AFVIC : soigner les migraines de l’immigration

19/05/2008 07:27Alexis Hontang
Nombreux sont les candidats marocains à affronter la mort chaque année dans le but d’une vie plus facile en Europe. Devant la détresse des familles ayant perdu leurs proches au cours de ces traversées périlleuses, l’AFVIC – l’association des Amis et Familles des Victimes de l’Immigration Clandestine - s’est créée en 2001. Sensibiliser les Marocains aux risques de l’immigration clandestine, intégrer à la vie économique des Subsahariens qui n’ont pu passer en Europe ainsi que les refoulés du vieux continent : tel est son leitmotiv.

« L’obligation d’avoir à forcer quelque frontière que ce pourra être, sous la poussée de la misère, est aussi scandaleuse que les fondements de cette misère. » En empruntant les mots de l’écrivain Édouard Glissant dans son dépliant, l’AFVIC met d’entrée le lecteur innocent au cœur des débats sur l’immigration. Car « franchir la frontière est un privilège dont nul ne devrait être privé, sous quelque raison de ce soit », toujours selon les mots de l’auteur martiniquais.

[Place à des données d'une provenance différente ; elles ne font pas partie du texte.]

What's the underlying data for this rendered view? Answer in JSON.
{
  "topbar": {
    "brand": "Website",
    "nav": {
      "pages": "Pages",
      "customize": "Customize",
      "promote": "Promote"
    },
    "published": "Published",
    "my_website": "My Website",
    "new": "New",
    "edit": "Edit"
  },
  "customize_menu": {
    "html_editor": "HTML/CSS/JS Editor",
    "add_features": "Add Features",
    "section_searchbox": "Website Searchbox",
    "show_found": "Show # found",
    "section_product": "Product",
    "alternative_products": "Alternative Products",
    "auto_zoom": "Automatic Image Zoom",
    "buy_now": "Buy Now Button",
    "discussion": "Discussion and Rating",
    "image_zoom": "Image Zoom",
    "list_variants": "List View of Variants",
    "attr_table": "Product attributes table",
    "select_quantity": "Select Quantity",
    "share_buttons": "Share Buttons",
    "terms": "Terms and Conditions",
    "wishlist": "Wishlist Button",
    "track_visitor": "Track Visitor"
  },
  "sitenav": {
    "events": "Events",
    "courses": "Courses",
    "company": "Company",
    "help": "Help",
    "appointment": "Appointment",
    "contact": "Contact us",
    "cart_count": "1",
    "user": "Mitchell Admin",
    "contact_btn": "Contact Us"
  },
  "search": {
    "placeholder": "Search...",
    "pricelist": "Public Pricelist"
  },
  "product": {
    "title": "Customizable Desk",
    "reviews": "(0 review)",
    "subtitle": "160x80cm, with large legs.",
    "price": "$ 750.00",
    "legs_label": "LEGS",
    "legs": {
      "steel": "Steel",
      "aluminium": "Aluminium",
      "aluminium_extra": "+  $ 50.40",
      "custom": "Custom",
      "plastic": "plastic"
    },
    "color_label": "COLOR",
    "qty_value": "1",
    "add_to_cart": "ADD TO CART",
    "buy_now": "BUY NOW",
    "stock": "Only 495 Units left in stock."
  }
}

Lors d'une séance de sensibilisation devant une classe.« Nous ne disons pas aux jeunes : « Ne partez pas ! ». Nous préférons leur dire que s’ils partent, voici les risques auxquels ils s’exposent », explique Lætitia Graux, coordonnatrice du projet des droits de l’Homme à l’AFVIC, bureau de Casablanca. Sur son ordinateur, les images des pateras, ces embarcations de fortune pour clandestins en quête d’un eldorado européen, pullulent, témoignages colorés d’une situation en alerte rouge. 

Le triangle de la mort 

De par sa position particulière, le Maroc est touché de plein fouet par les vagues de l’immigration clandestine : au nord, l’Europe est à portée de rames ; au sud, quelques milliers de kilomètres n’effraient pas les candidats d’Afrique subsaharienne. Chez les Marocains aussi, la tentation d’un avenir meilleur est présente. « Notre ONG a son siège à Khouribga (NDLR : à 150 km au sud de Casablanca, dans les terres). Cette ville, associée à Beni Mellal et Fqih Ben Salah, forme le triangle de mort. C’est une région très portée sur l’immigration, spécialement en Italie. D’ailleurs au Maroc, chaque région a une destination de prédilection : le nord préfère l’Espagne ; la zone de Kenitra apprécie, elle, l’Amérique ».

Pourtant, depuis 2005, le rêve de réussite sur le vieux continent devient un parcours… mortel : depuis que des caméras de surveillance ont filmé une « attaque en force » de désespérés à Ceuta, l’Europe a mis des barbelés à ses frontières.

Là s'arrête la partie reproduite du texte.